Jodie Foster took aim at Brad Pitt's Formula One film during a panel discussion at the Aspen Festival this week, suggesting the Apple production felt like it emerged from algorithmic rather than human hands. Speaking alongside former Sony Pictures CEO Michael Lynton on a panel titled "Who Owns the Future of Hollywood," Foster critiqued how machines may be reshaping creative output in the industry.
Foster's remarks arrived during a broader conversation about how filmmaking has evolved and who controls Hollywood's creative future. She singled out "F1," the high-budget racing drama set to premiere on Apple TV+, as emblematic of a troubling trend. The actress questioned whether artificial intelligence had influenced the film's construction, asking pointedly: "Wasn't it?"
The comment cuts to ongoing anxiety within entertainment circles about AI's creeping influence on screenwriting, narrative structure, and creative decision-making. Studios increasingly deploy algorithmic tools for script analysis and audience targeting, raising legitimate questions about whether such technology subtly shapes what gets made and how.

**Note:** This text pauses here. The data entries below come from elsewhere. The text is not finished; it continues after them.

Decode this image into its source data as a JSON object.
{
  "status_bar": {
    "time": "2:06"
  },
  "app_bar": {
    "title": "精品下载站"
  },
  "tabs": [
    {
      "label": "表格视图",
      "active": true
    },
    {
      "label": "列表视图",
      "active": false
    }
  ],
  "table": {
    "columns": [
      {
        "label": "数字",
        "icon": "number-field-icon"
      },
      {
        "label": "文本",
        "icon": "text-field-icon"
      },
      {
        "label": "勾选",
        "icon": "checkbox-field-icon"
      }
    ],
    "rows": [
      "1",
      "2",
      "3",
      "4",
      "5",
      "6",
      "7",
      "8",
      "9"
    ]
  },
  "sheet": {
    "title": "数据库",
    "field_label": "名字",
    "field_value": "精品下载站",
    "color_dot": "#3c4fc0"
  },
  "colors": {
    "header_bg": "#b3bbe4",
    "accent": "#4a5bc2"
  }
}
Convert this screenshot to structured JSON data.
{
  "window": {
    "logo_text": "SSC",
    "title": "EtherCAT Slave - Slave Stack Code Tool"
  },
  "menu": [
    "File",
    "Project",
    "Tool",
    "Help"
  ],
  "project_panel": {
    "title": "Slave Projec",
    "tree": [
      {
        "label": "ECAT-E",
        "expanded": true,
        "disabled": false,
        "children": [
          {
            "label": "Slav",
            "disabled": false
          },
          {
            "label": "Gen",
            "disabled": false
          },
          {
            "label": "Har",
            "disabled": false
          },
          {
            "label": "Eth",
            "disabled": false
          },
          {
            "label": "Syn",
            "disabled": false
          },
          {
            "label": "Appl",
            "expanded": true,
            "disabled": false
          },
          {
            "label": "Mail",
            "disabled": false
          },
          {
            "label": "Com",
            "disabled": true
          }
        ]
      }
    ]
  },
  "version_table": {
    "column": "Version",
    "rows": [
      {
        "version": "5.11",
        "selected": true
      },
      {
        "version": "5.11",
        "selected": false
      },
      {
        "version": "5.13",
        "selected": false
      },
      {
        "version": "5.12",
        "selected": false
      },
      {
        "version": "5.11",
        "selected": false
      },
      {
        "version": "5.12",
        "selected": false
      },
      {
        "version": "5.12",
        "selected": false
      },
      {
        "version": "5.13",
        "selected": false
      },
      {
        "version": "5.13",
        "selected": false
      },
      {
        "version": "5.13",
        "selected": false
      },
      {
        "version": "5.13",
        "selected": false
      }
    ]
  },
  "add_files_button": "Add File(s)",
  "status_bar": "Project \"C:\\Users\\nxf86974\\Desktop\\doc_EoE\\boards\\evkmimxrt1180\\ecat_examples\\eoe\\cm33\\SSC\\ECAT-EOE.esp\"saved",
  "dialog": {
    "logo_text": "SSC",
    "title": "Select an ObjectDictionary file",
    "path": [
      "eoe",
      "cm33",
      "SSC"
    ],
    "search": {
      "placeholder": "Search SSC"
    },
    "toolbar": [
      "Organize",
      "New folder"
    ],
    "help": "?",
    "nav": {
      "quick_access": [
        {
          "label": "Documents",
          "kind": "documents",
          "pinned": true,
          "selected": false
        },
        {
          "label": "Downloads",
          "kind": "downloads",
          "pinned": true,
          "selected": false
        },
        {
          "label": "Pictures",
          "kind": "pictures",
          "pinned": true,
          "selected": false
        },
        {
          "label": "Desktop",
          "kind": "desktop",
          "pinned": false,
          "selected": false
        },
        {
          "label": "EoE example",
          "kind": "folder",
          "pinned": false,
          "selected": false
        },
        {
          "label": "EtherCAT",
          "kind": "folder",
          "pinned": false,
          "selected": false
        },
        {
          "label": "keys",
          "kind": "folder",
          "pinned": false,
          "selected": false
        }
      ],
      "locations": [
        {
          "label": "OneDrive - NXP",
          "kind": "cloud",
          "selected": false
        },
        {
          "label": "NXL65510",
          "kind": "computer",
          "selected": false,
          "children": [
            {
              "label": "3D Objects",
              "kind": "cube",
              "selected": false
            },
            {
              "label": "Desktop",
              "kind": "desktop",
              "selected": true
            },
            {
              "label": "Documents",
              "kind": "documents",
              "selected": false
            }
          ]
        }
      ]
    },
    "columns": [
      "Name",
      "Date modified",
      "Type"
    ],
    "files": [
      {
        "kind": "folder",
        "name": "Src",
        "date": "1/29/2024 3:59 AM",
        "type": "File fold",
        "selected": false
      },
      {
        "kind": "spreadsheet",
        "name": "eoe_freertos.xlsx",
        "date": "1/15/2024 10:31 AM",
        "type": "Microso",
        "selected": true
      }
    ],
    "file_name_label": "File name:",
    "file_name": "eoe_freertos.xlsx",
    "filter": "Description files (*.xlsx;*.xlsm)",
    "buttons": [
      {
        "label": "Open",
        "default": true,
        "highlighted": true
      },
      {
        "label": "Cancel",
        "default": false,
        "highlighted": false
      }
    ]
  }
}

Foster's skepticism reflects broader industry unease. Major studios have faced pushback from writers and directors concerned that AI tools could homogenize storytelling or replace human judgment with machine-learning predictability. The 2023 writers' strike centered partly on AI's threat to the profession. That Apple greenlighted a prestige Formula One project with a star like Pitt while supposedly leaning on computational methods speaks to how thoroughly tech now infiltrates Hollywood's creative pipeline.
Whether "F1" actually incorporated AI assistance remains unclear. Apple and the film's producers have not confirmed such involvement. Yet Foster's public skepticism matters because it articulates what many creators privately fear: that even expensive, celebrity-driven projects now bear the fingerprints of algorithms rather than artistic vision alone. Her comment transforms a criticism of one film into a warning about an entire system slowly surrendering authorship to machines.